While the site’s transition from a vacant brownfield to a largely empty and usable plot of land made it an ideal place for development, the years of battling to make it so on the part of the surrounding neighborhood could have made the presence of the complex a touchy issue. Most neighbors, however, were happy to see the space developed in the manner Springdale General is doing it, according to the management group. “We attended neighborhood association meetings to let them know about the project,” wrote Central Austin Management Group’s Kheili Hiller in an email. “The overall response was excitement that we were bringing new amenities to the neighborhood, like a coffee shop plus food options, plus creative commercial space. Some people in the neighborhood have home studios and are ready to ‘graduate’ to a commercial space that is more conducive for meetings and/or a retail space.”

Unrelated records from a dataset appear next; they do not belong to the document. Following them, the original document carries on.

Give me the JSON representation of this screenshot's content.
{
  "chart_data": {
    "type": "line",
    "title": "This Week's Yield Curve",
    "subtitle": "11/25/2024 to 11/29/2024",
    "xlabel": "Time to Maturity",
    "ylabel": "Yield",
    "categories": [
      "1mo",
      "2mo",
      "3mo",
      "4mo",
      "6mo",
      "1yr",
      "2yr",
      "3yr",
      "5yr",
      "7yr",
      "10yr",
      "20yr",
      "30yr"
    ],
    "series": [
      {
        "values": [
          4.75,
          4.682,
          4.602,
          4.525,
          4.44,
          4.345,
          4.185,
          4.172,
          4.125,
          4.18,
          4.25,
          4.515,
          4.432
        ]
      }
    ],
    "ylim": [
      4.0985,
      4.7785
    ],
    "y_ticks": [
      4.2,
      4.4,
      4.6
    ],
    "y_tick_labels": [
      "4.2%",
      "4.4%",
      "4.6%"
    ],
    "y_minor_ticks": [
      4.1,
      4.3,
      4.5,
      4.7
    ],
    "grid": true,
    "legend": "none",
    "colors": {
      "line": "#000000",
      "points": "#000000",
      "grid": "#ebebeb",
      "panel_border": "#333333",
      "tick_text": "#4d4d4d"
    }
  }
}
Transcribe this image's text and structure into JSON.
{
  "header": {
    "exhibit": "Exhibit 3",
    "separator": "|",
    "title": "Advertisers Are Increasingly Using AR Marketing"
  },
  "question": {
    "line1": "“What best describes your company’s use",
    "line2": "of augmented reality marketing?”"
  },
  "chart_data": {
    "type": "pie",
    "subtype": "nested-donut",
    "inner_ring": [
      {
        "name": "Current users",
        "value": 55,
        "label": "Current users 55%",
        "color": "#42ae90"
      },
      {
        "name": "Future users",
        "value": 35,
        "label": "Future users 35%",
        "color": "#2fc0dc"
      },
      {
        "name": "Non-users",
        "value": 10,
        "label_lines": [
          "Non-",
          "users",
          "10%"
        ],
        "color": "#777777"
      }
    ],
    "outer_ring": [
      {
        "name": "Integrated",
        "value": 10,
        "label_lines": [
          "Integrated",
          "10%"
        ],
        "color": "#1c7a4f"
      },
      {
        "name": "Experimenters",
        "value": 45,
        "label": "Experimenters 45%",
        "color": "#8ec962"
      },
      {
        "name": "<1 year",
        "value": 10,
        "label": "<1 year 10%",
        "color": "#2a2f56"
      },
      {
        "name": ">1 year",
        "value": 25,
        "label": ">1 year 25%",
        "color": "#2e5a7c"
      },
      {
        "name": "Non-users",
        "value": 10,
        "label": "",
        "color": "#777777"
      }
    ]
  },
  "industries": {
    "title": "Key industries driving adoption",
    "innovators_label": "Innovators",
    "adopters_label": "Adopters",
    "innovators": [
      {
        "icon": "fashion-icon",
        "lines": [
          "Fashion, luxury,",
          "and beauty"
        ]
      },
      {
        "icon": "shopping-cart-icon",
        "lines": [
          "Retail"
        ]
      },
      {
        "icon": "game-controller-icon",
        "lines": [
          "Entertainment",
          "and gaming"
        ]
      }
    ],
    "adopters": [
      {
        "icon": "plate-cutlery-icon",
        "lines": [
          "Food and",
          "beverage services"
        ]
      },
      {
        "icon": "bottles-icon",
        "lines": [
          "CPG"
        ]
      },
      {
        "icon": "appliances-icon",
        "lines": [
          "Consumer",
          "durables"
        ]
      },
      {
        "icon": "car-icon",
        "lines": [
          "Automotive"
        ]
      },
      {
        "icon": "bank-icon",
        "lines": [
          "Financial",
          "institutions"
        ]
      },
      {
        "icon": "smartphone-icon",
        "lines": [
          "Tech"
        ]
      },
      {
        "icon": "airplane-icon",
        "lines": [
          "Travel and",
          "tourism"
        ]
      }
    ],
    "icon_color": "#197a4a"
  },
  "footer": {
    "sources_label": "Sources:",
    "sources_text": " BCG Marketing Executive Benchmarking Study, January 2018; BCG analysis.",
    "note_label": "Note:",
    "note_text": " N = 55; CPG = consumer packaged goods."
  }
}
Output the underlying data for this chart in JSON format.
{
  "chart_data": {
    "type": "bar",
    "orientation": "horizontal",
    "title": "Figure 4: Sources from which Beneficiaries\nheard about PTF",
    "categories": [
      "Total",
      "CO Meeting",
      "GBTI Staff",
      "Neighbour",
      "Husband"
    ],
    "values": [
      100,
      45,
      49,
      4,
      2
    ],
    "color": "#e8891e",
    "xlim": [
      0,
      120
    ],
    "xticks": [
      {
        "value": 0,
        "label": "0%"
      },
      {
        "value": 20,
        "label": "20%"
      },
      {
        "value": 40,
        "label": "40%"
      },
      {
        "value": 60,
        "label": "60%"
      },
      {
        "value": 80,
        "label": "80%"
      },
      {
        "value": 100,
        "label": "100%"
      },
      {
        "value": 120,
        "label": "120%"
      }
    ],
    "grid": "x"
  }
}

The developers also left a wide natural buffer between the complex and the surrounding neighborhood that was equal to or more than that required by compatibility standards, said Hsu at the site. "The activities, services and jobs provided by for-profit and non-profit tenants we believe will be a fit for the area and neighborhood,” he later added via email. “This is not designed to be a high-level, high-rent, office-user development or a place that is unused after work hours. Our hope is that it becomes an Eastside community hub. There are courtyards for gathering, neighborhood-focused food and drink options, collaborative spaces, and a strong desire to build community of people who have some shared values and goals."

Including the Center for Social Innovation, which is leased as a whole, the complex is almost 65 percent rented, with tenants including Applebox Imaging, Atelier DOJO Austin, Austin Parks Foundation, Bluesky Design & Build, Cultivate PR, The Eli Halpin Gallery and Art Studio, J-Squared Studios, Luella, Metropolitan Gallery Fine Art Consulting, Settle Ceramics/Iliana Bernard, Sky Candy, Whitebox, and Zhi Tea.

The project will be completed in multiple phases, with the first buildings being turned over for occupancy in early 2018 and full completion expected around late summer 2018.